文:太田安治、小松信夫、オートバイ編集部/写真:南 孝幸
スズキ新型「アドレス125」インプレ(太田安治)
125ccとは思えないジェントルな乗り心地
「アドレス」はスズキの小型スクーターを代表するブランド。1991年に登場した2ストエンジンのV100、2005年デビューのV125はシャープな動力性能とハンドリングで「通勤加速」と呼ばれて大ヒット、2017年登場のアドレス125はフロントタイヤを12インチに大径化し、加速特性も変更して快適性を高め、支持層を拡大した。
今回登場の新型アドレス125は、外装デザインを柔らかな曲面のレトロ感あるものに一新したグローバルモデルだ。
通勤快速時代のアドレスは高めのエンジン回転を使ってピュン! と鋭く飛び出すように発進したが、新型はクラッチミート回転数が低めで穏やかに動き出し、一定の力で後ろから押される続けるフィーリング。体感的なダッシュ力は薄れたものの、40km/hまでの加速が力強く、都市部の交通の流れを楽々とリードできる。減速時も遠心クラッチが20km/h弱まで繋がっているのでエンジンブレーキが有効に使え、加減速の多い市街地走行でもストレスがない。
アイドリング中に気になる振動は走り出せばスッと消え、吸排気音の静かさと併せて、60km/h程度のクルージングだと、本当に小型スクーターか? と驚くほど快適。70km/hを越えると加速の勢いは弱まるが、交通の流れは余裕でリードできるから、法定速度内のみでの使用のストリートコミューターとしては充分な動力性能だ。
この快適さを支えているのがフレーム剛性とサスペンション設定のバランス。高剛性フレームに硬めのサスペンションを組み合わせればダイレクトでスポーティーなハンドリングになるが、それと引き換えに路面状態に影響されやすくなり、軽快さ、乗り心地も犠牲になる。
だが、新型アドレスの車体は荒っぽいライディングでも剛性不足を感じさせず、ギャップ通過時の収束性もいい。加えてリアサスもややソフトな設定で、しっとり優しい乗り心地。正直言って、通勤快速時代のアドレスとは別物で、スズキがコンセプトに掲げているように、「通勤快適」のスタンダードスクーターとして生まれ変わっている。

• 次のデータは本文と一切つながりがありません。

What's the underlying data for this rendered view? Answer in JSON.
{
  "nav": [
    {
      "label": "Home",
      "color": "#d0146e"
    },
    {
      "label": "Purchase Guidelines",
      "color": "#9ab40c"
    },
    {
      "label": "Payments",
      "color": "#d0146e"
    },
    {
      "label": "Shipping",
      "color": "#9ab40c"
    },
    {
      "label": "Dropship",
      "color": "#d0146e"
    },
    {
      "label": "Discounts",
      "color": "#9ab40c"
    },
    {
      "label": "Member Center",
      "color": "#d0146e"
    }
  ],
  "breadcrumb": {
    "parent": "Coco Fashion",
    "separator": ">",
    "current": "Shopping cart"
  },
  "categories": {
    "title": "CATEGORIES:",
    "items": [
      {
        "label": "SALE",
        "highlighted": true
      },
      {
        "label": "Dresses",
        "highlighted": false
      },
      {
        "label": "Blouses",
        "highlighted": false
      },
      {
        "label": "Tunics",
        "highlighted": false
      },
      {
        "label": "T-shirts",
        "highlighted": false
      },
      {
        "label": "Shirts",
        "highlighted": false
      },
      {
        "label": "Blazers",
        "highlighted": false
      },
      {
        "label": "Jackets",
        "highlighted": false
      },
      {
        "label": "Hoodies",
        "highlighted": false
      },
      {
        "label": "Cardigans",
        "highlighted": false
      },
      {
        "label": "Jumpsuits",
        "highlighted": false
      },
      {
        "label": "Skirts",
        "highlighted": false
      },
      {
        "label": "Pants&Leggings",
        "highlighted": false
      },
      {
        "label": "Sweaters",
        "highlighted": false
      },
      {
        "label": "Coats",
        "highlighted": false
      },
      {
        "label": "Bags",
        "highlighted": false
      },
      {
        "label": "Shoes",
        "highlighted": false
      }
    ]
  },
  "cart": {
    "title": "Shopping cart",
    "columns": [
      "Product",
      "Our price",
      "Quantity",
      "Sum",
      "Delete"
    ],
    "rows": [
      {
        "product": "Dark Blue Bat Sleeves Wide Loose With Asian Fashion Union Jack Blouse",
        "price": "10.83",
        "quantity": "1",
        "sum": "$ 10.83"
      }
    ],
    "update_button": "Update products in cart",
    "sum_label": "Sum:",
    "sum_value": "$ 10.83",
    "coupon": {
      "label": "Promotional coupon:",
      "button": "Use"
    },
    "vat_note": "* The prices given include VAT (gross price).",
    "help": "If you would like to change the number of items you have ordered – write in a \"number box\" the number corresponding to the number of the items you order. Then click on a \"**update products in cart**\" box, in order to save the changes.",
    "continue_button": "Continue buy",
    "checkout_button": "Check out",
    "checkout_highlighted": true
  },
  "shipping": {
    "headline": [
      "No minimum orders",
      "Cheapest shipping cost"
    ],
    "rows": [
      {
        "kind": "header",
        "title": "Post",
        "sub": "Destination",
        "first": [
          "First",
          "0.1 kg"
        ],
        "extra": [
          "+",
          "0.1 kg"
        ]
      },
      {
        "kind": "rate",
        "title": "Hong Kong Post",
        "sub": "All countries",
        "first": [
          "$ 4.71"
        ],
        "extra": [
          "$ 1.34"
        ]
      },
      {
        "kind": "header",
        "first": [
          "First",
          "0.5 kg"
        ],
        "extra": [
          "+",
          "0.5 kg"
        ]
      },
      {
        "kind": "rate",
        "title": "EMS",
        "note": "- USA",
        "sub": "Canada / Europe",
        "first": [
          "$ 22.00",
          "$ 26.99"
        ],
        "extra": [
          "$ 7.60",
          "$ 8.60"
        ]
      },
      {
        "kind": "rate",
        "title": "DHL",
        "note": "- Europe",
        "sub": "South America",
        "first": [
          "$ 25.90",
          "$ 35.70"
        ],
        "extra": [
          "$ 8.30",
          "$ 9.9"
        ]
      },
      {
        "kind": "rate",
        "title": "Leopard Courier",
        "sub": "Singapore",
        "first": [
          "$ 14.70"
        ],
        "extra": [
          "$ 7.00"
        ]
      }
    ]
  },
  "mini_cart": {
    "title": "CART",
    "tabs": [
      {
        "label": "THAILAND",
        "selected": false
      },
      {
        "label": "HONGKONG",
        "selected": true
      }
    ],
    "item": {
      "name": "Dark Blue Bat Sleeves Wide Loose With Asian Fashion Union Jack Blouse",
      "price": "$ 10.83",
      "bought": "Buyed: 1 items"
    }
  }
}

不満点はシート下のトランクスペースにフルフェイスやシールド付きオープンフェイスヘルメットが収まらないこと。しかし、そんな不満を吹き飛ばすのが27万円ちょっとに抑えられた価格。ルックスともども、普段使いに合ったキャラクターだ。
スズキ新型「アドレス125」カラーバリエーション
新型「アドレス125」のボディカラーは「ダークグリーニッシュブルーメタリック」「マットボルドーレッドメタリック」「パールミラージュホワイト」「マットブラックメタリックNo.2」の全4色。